Pregnancy and Cardiac Surgery is a compelling exploration of one of the rare but profoundly challenging scenarios in clinical practice — performing open-heart surgery on a pregnant woman.
Combining storytelling with clinical insight, this chapter opens with vivid case vignettes that bring the emotional and ethical complexity to life: a young woman with mechanical valve thrombosis in her second trimester, another with progressive aortic dissection threatening both her life and her child’s.
From these human stories, the discussion flows into structured analysis — the maternal and fetal risks, hemodynamic and perfusion challenges, and timing of surgery. It reviews the current AHA/ACC and ESC guidelines, emphasizing when surgery is unavoidable versus when medical or percutaneous management may be safer.
The chapter delves into cardiopulmonary bypass (CPB) management during pregnancy, highlighting strategies for optimal perfusion pressure, temperature regulation, oxygen delivery, and avoidance of uterine hypoperfusion. Considerations such as normothermic CPB, high-flow circuits, and fetal monitoring are discussed in context of both evidence and clinical experience.

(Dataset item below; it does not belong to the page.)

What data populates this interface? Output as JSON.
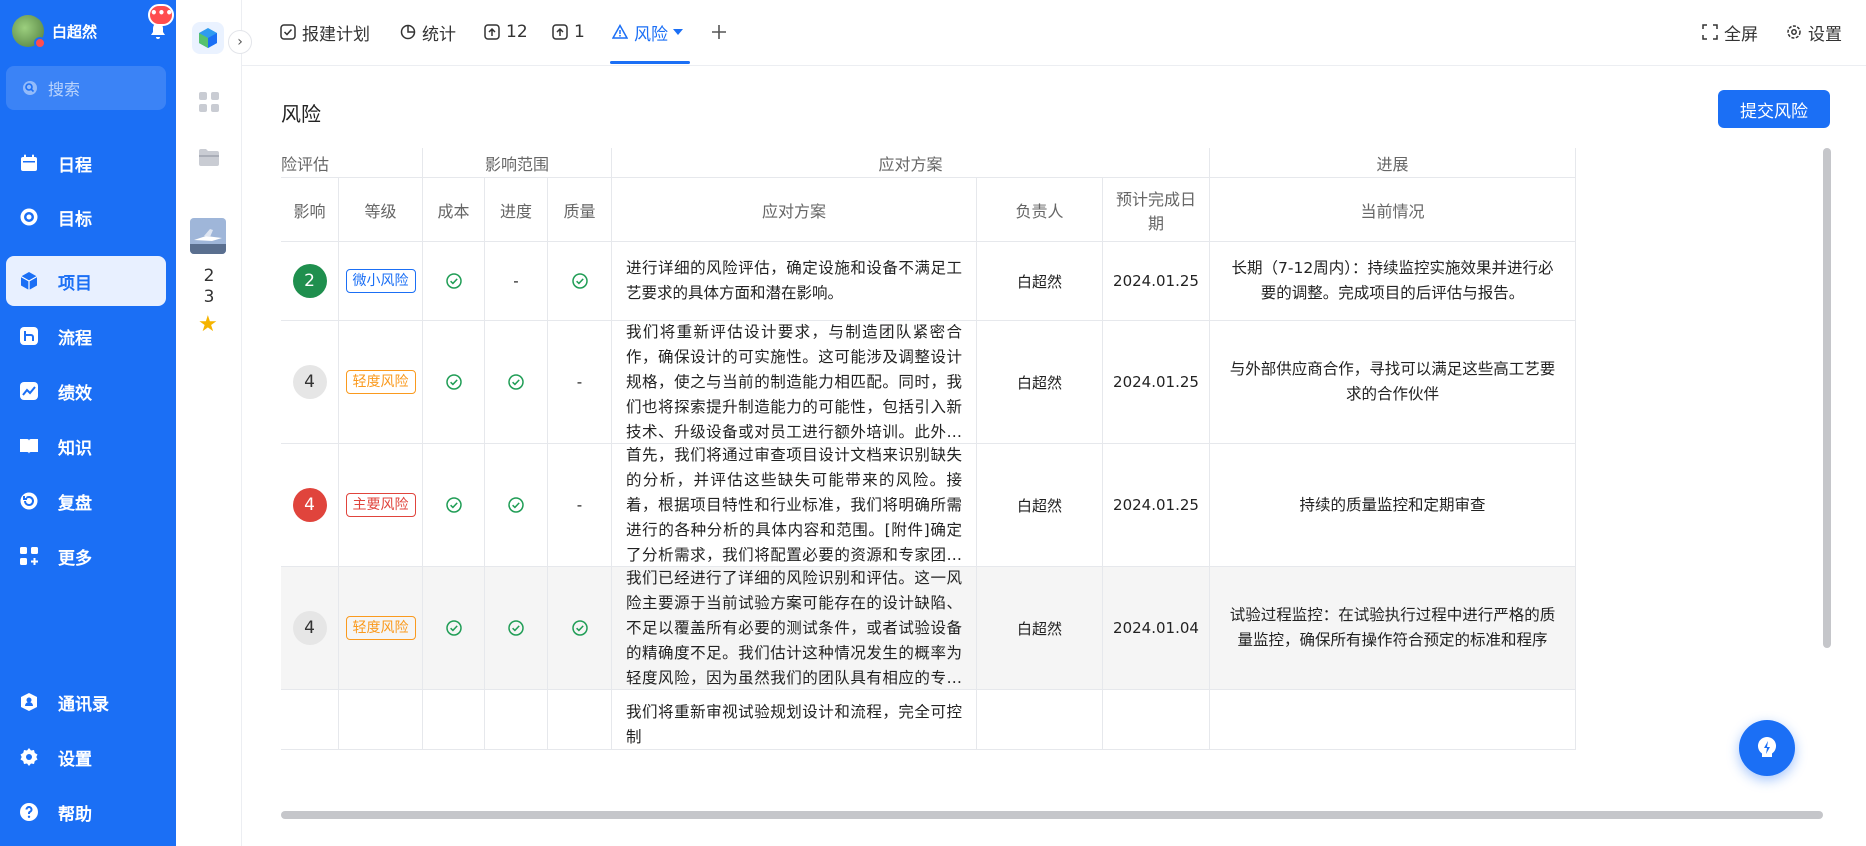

Written for cardiac surgery fellows and clinicians, it blends academic precision with real-world reasoning — acknowledging that every decision during pregnancy involves balancing risk, timing, and compassion.
Ultimately, this chapter teaches that cardiac surgery in pregnancy is not merely a technical challenge but a moral and physiological balancing act — demanding teamwork, vigilance, and humanity at every step.